My fiction A girl was born under the theme Yesterday Today Tomorrow for #BlogChatterA2Z.

She was born 2.2 kgs. Her mother had put on so much weight during her pregnancy, that everyone was expecting a chubby infant. But, she was very small – mouse-like. No wonder, the doctor who delivered her called her ‘chuhiya’ (meaning mouse). Thankfully, her family decided not to play along. Her mother named her ‘Tara’.

Tara was a tigress. Supple, bold and fearless. At 5 years, she was the leader of the neighbourhood child gang. Everyone knew her, from the milkman to the grocer.

Living in the old part of Delhi had its perks. They just had to scale a low wall to find themselves in another house. If she didn’t like the food that her mother had prepared, she would hop to her neighbours’ to find out what they were eating.

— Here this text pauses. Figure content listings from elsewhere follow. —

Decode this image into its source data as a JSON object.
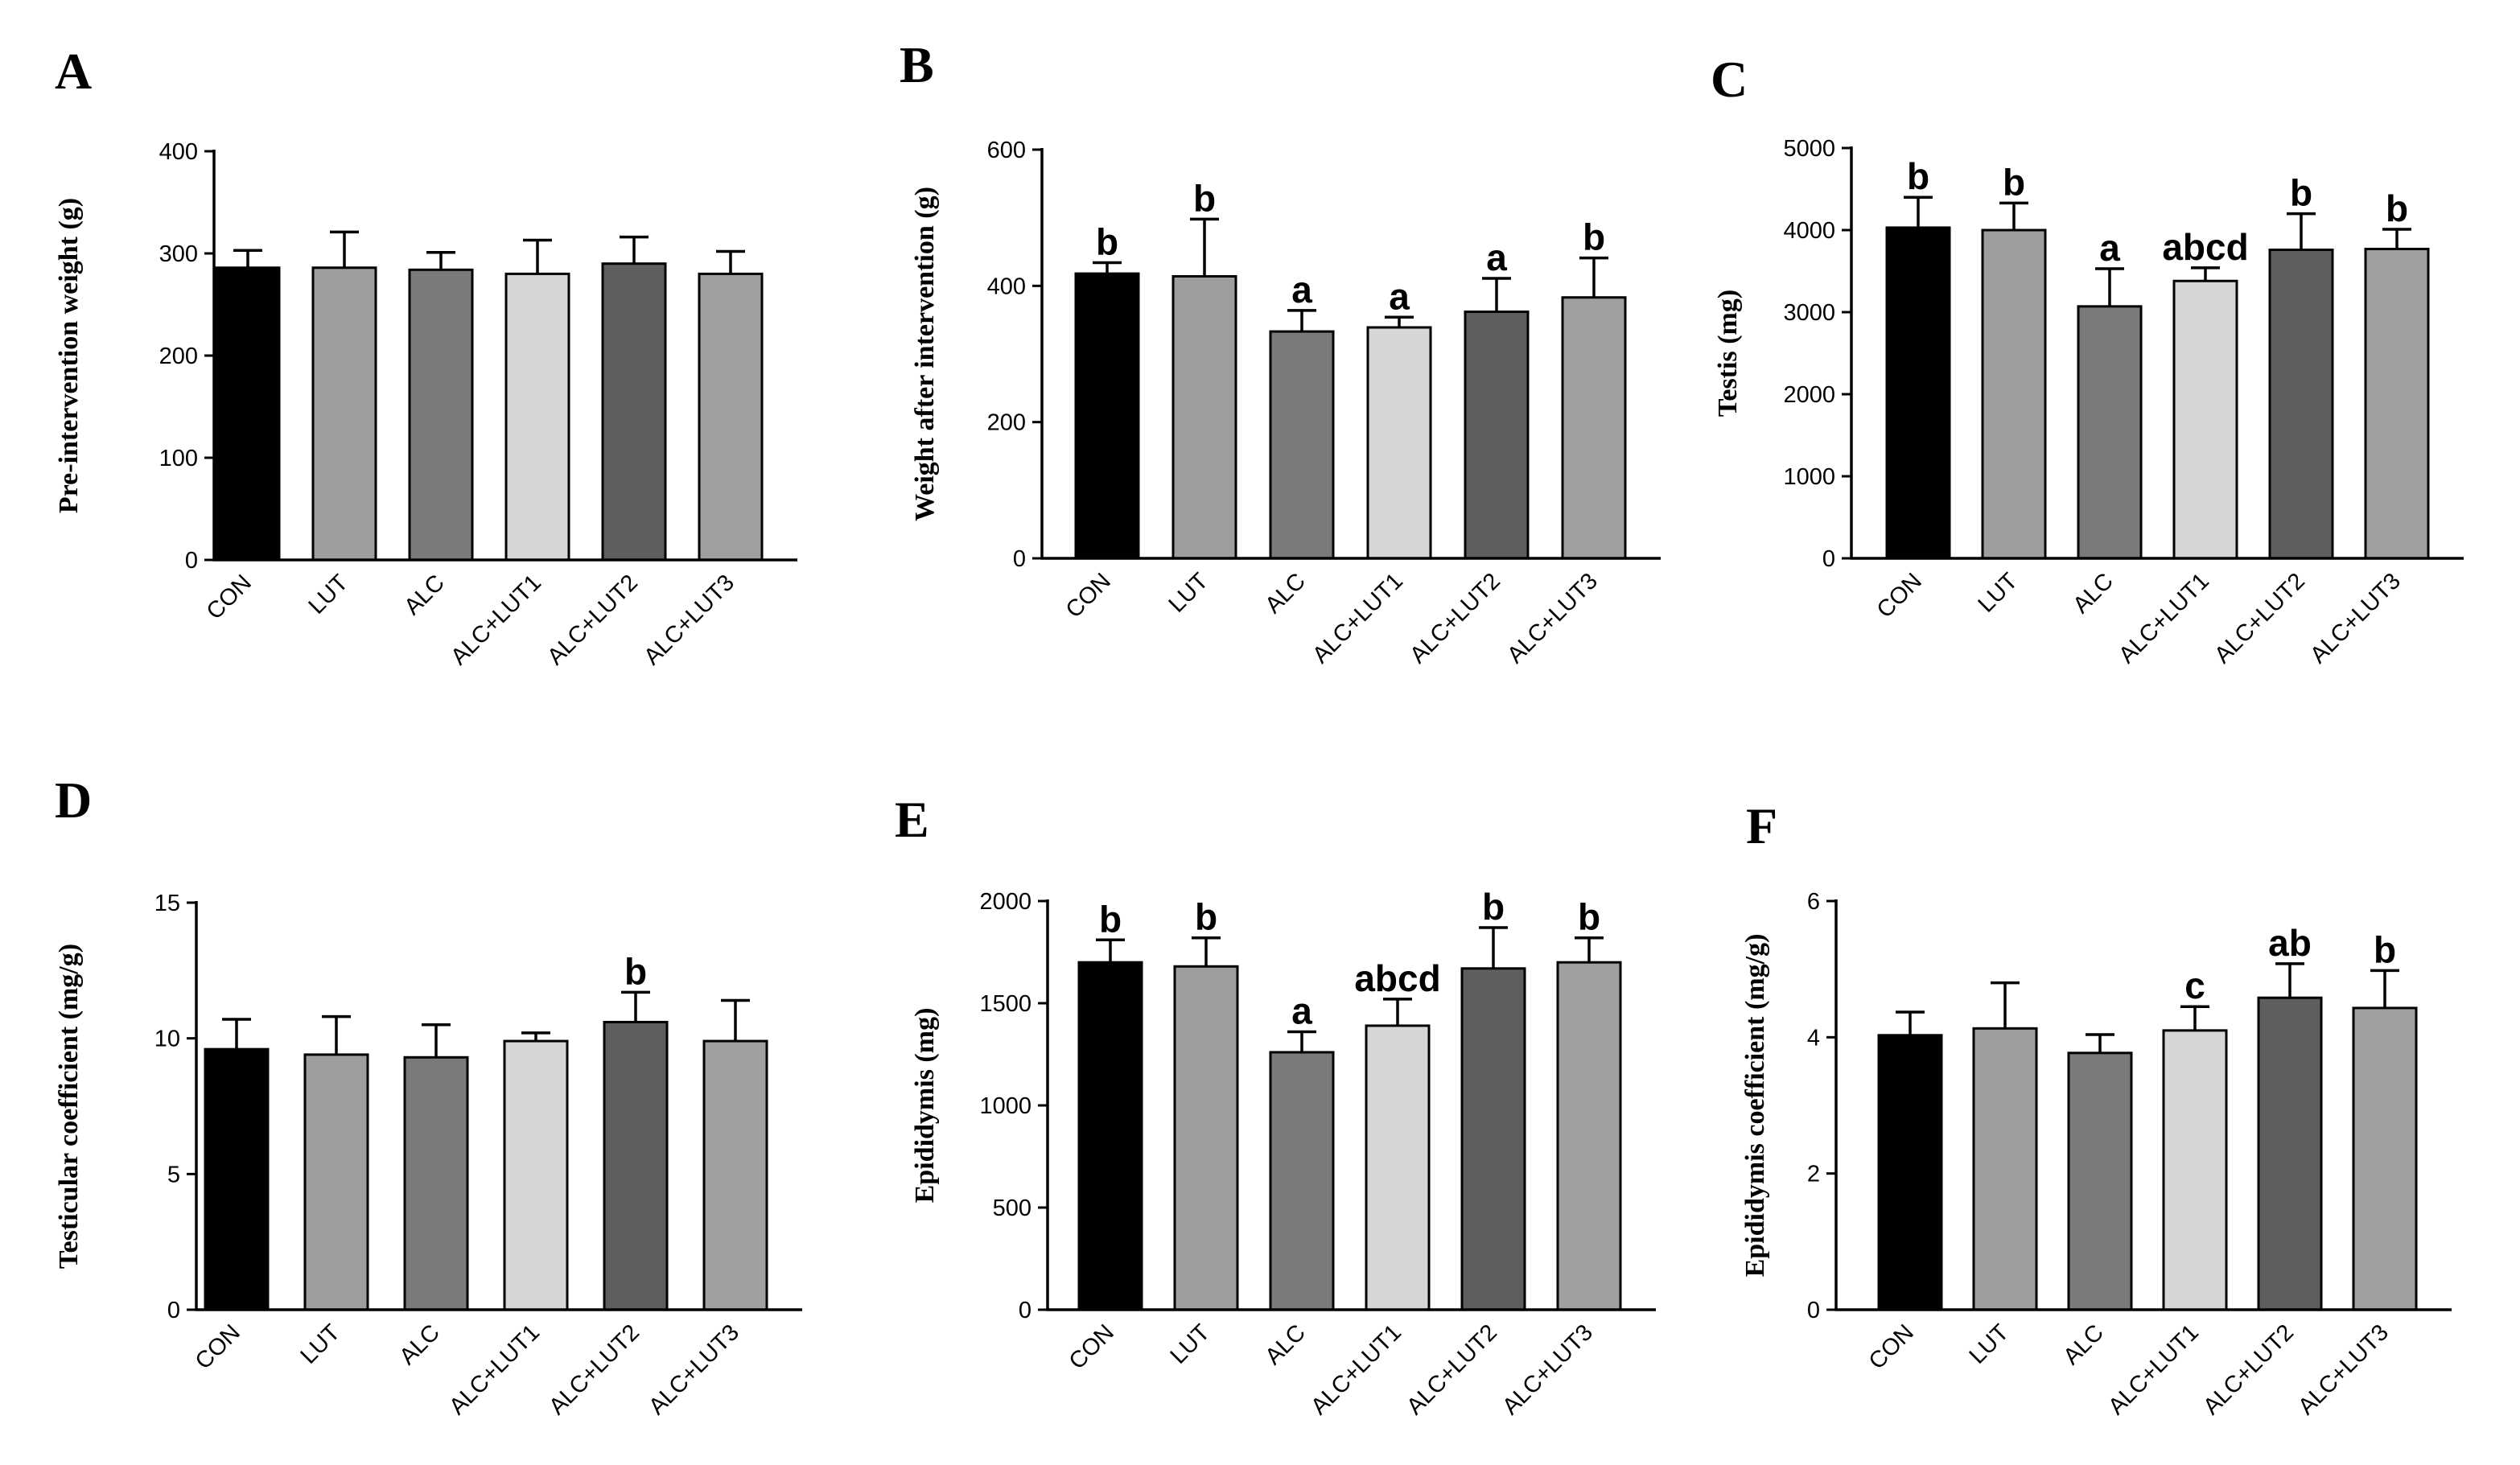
{
  "figure": {
    "categories": [
      "CON",
      "LUT",
      "ALC",
      "ALC+LUT1",
      "ALC+LUT2",
      "ALC+LUT3"
    ],
    "bar_colors": [
      "#000000",
      "#9e9ea1",
      "#7a7a7a",
      "#d6d6d6",
      "#5e5e5e",
      "#a0a0a3"
    ]
  },
  "chart_data": [
    {
      "panel": "A",
      "type": "bar",
      "ylabel": "Pre-intervention weight (g)",
      "ylim": [
        0,
        400
      ],
      "yticks": [
        "0",
        "100",
        "200",
        "300",
        "400"
      ],
      "categories": [
        "CON",
        "LUT",
        "ALC",
        "ALC+LUT1",
        "ALC+LUT2",
        "ALC+LUT3"
      ],
      "values": [
        286,
        286,
        284,
        280,
        290,
        280
      ],
      "errors": [
        17,
        35,
        17,
        33,
        26,
        22
      ],
      "significance": [
        "",
        "",
        "",
        "",
        "",
        ""
      ]
    },
    {
      "panel": "B",
      "type": "bar",
      "ylabel": "Weight after intervention (g)",
      "ylim": [
        0,
        600
      ],
      "yticks": [
        "0",
        "200",
        "400",
        "600"
      ],
      "categories": [
        "CON",
        "LUT",
        "ALC",
        "ALC+LUT1",
        "ALC+LUT2",
        "ALC+LUT3"
      ],
      "values": [
        418,
        414,
        333,
        339,
        362,
        383
      ],
      "errors": [
        16,
        84,
        31,
        15,
        49,
        58
      ],
      "significance": [
        "b",
        "b",
        "a",
        "a",
        "a",
        "b"
      ]
    },
    {
      "panel": "C",
      "type": "bar",
      "ylabel": "Testis (mg)",
      "ylim": [
        0,
        5000
      ],
      "yticks": [
        "0",
        "1000",
        "2000",
        "3000",
        "4000",
        "5000"
      ],
      "categories": [
        "CON",
        "LUT",
        "ALC",
        "ALC+LUT1",
        "ALC+LUT2",
        "ALC+LUT3"
      ],
      "values": [
        4030,
        4000,
        3070,
        3380,
        3760,
        3770
      ],
      "errors": [
        370,
        330,
        460,
        160,
        440,
        240
      ],
      "significance": [
        "b",
        "b",
        "a",
        "abcd",
        "b",
        "b"
      ]
    },
    {
      "panel": "D",
      "type": "bar",
      "ylabel": "Testicular coefficient (mg/g)",
      "ylim": [
        0,
        15
      ],
      "yticks": [
        "0",
        "5",
        "10",
        "15"
      ],
      "categories": [
        "CON",
        "LUT",
        "ALC",
        "ALC+LUT1",
        "ALC+LUT2",
        "ALC+LUT3"
      ],
      "values": [
        9.6,
        9.4,
        9.3,
        9.9,
        10.6,
        9.9
      ],
      "errors": [
        1.1,
        1.4,
        1.2,
        0.3,
        1.1,
        1.5
      ],
      "significance": [
        "",
        "",
        "",
        "",
        "b",
        ""
      ]
    },
    {
      "panel": "E",
      "type": "bar",
      "ylabel": "Epididymis (mg)",
      "ylim": [
        0,
        2000
      ],
      "yticks": [
        "0",
        "500",
        "1000",
        "1500",
        "2000"
      ],
      "categories": [
        "CON",
        "LUT",
        "ALC",
        "ALC+LUT1",
        "ALC+LUT2",
        "ALC+LUT3"
      ],
      "values": [
        1700,
        1680,
        1260,
        1390,
        1670,
        1700
      ],
      "errors": [
        110,
        140,
        100,
        130,
        200,
        120
      ],
      "significance": [
        "b",
        "b",
        "a",
        "abcd",
        "b",
        "b"
      ]
    },
    {
      "panel": "F",
      "type": "bar",
      "ylabel": "Epididymis coefficient (mg/g)",
      "ylim": [
        0,
        6
      ],
      "yticks": [
        "0",
        "2",
        "4",
        "6"
      ],
      "categories": [
        "CON",
        "LUT",
        "ALC",
        "ALC+LUT1",
        "ALC+LUT2",
        "ALC+LUT3"
      ],
      "values": [
        4.03,
        4.13,
        3.77,
        4.1,
        4.58,
        4.43
      ],
      "errors": [
        0.34,
        0.67,
        0.27,
        0.35,
        0.5,
        0.55
      ],
      "significance": [
        "",
        "",
        "",
        "c",
        "ab",
        "b"
      ]
    }
  ]
}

She accompanied her grandmother to the terrace where they offered water to the Sun God and millet to the hovering pigeons. Her grandmother chatted with the neighbours who were drying papads or clothes, while she played with the kids.

She stood in the verandah for hours and observed the bustling life of the lane below. The peddle rickshawwala was ferrying school kids. Two well-built men were pulling a hand cart piled with boxes. A tired man was sitting on the steps near the temple and wiping off the sweat with his gamchha (towel). A buxom woman in a pretty pink sari with a shopping bag in one hand was trying unsuccessfully to avoid the filth on the road sticking to her sari.

The gajjak-maker had a huge ball of caramel in his hand which he hung on the big nail on the wall. He pulled the ball of caramel towards him and again hung it on the nail. She started counting the number of times he stretched the caramel and put it back on the nail, but she knew numbers only till 18.

If she felt like eating sweets, she would just climb down the stairs and cross the narrow street to the gajjak shop and ask for some freshly made gajjak.

“Khate mein likh dena!,” (Write down in the monthly account register) she said as she had often heard her grandfather saying.

In the evening, a chatwala into the gully. All the women milled around him.

“Give me 1 aloo chat!” One woman shouted.

“Give me some more meethi chutney!” Another one asked.

“Your water’s not as tangy as always. Maybe you didn’t put enough lemon!” The third one suggested. The poor guy didn’t utter a word. He just nodded his head.

Her mother never went down to eat chat. Her grandmother didn’t like that. It was improper for the women of their family to be seen eating chat in the gully. So, she sent their servant instead to get chat for her. Tara accompanied him many a times. The chatwala always gave her one puri to eat.